An autopsy and analysis of his medical records would show that there was nothing physically wrong with Newson. No sign of a heart attack or stroke. He had absolutely no medical issues, no health problems that could have caused him to do what he did, was on no medication that could have caused a lapse of judgement or make him lose consciousness, and he was also not a heavy drinker and did not use drugs. Indeed, he was found to be in perfect health. The only oddity found with his autopsy was a small amount of alcohol in his system, but it was debated whether this would have been enough to cause the accident or even whether it had come from simply the natural decomposition process. Family, friends, and colleagues insisted that they had not seen him drinking that morning, and he was not the type of person who would ever do that in the first place on the job. Rather strangely, the injuries sustained to his body and X-rays taken showed that he had at no point made any effort to brace himself of even so much as raise his hands in front of him, as would be the normal human instinct to do. Why should this be? No one knows.
There is the possibility that he had some unknown and undetected medical or mental condition, but if so, what could it be? Theories include that it had been some sort of fugue state, a neurological disorder such as transient global amnesia, which causes a temporary disruption of short term memory that can lead to confusion and loss of concentration, or that he was exhibiting some other disorder that had not been diagnosed, but he had been driving trains for years with nothing like this ever happening before. Stranger ideas include that he had been given some sort of chemical or poison to induce a deep trance-like state, but by who and for what purpose, and why would that not be detected in blood tests? Another is that he had simply been daydreaming, but he was not prone to doing this, and wouldn’t he have been snapped out of it by an impending crash of that magnitude, or at least the difference in noise level and lighting when passing from the tunnel into the station? There has even been the absurd theory that he had been hypnotized.
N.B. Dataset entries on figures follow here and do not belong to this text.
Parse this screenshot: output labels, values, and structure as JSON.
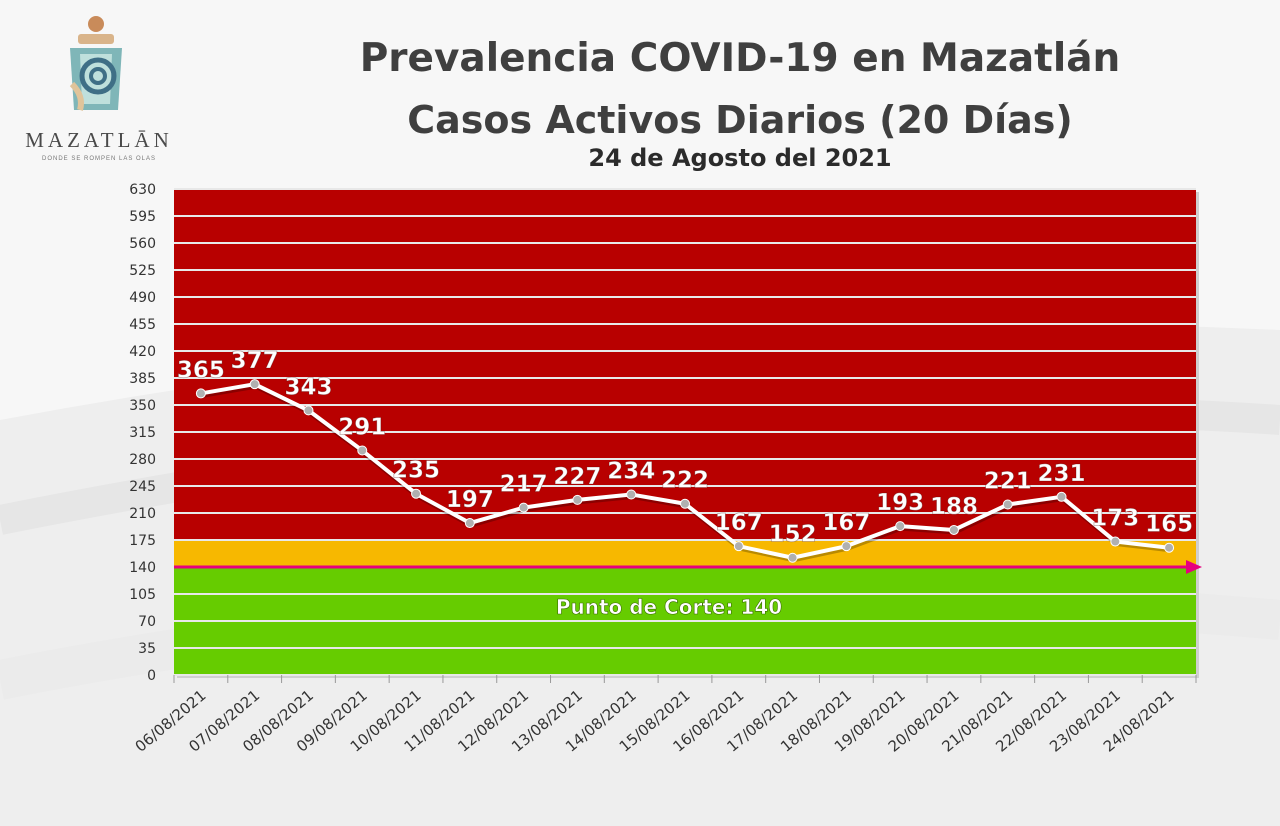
{
  "logo": {
    "name": "MAZATLĀN",
    "tagline": "DONDE SE ROMPEN LAS OLAS"
  },
  "title": "Prevalencia COVID-19 en Mazatlán",
  "subtitle": "Casos Activos Diarios (20 Días)",
  "date": "24 de Agosto del 2021",
  "colors": {
    "red_zone": "#b80000",
    "orange_zone": "#f7b800",
    "green_zone": "#66cc00",
    "cutoff_line": "#e6007e",
    "series": "#ffffff",
    "marker": "#b0b0b0"
  },
  "chart_data": {
    "type": "line",
    "title": "Prevalencia COVID-19 en Mazatlán",
    "categories": [
      "06/08/2021",
      "07/08/2021",
      "08/08/2021",
      "09/08/2021",
      "10/08/2021",
      "11/08/2021",
      "12/08/2021",
      "13/08/2021",
      "14/08/2021",
      "15/08/2021",
      "16/08/2021",
      "17/08/2021",
      "18/08/2021",
      "19/08/2021",
      "20/08/2021",
      "21/08/2021",
      "22/08/2021",
      "23/08/2021",
      "24/08/2021"
    ],
    "series": [
      {
        "values": [
          365,
          377,
          343,
          291,
          235,
          197,
          217,
          227,
          234,
          222,
          167,
          152,
          167,
          193,
          188,
          221,
          231,
          173,
          165
        ]
      }
    ],
    "ylim": [
      0,
      630
    ],
    "yticks": [
      0,
      35,
      70,
      105,
      140,
      175,
      210,
      245,
      280,
      315,
      350,
      385,
      420,
      455,
      490,
      525,
      560,
      595,
      630
    ],
    "grid": true,
    "zones": [
      {
        "from": 0,
        "to": 140,
        "color": "green"
      },
      {
        "from": 140,
        "to": 175,
        "color": "orange"
      },
      {
        "from": 175,
        "to": 630,
        "color": "red"
      }
    ],
    "cutoff": {
      "value": 140,
      "label": "Punto de Corte: 140"
    }
  }
}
By the end of the investigation, it could not be determined if the crash had been caused by a deliberate act carried out by Newson or some unknown condition, the cause of the catastrophe unclear.
The accident caused the London Underground to rethink its safety procedures, and at the moment it has a system informally known as the “Moorgate Protection,” which causes trains to automatically brake if the driver somehow becomes incapacitated or the train picks up too much speed, and there is an adjusted speed limits for trains. While the tragic incident has caused much change in the way things are done, it still has not been adequately explained. What caused this normal family man to just careen off into death’s jaws and take so many with him? Why didn’t he react or do anything at all? How can we explain any of this? There is absolutely no evidence of any physical or mental problem, no technical failures that have been detected, it is all very bizarre, and we may never know the answers to these questions, leaving it a strange historical oddity.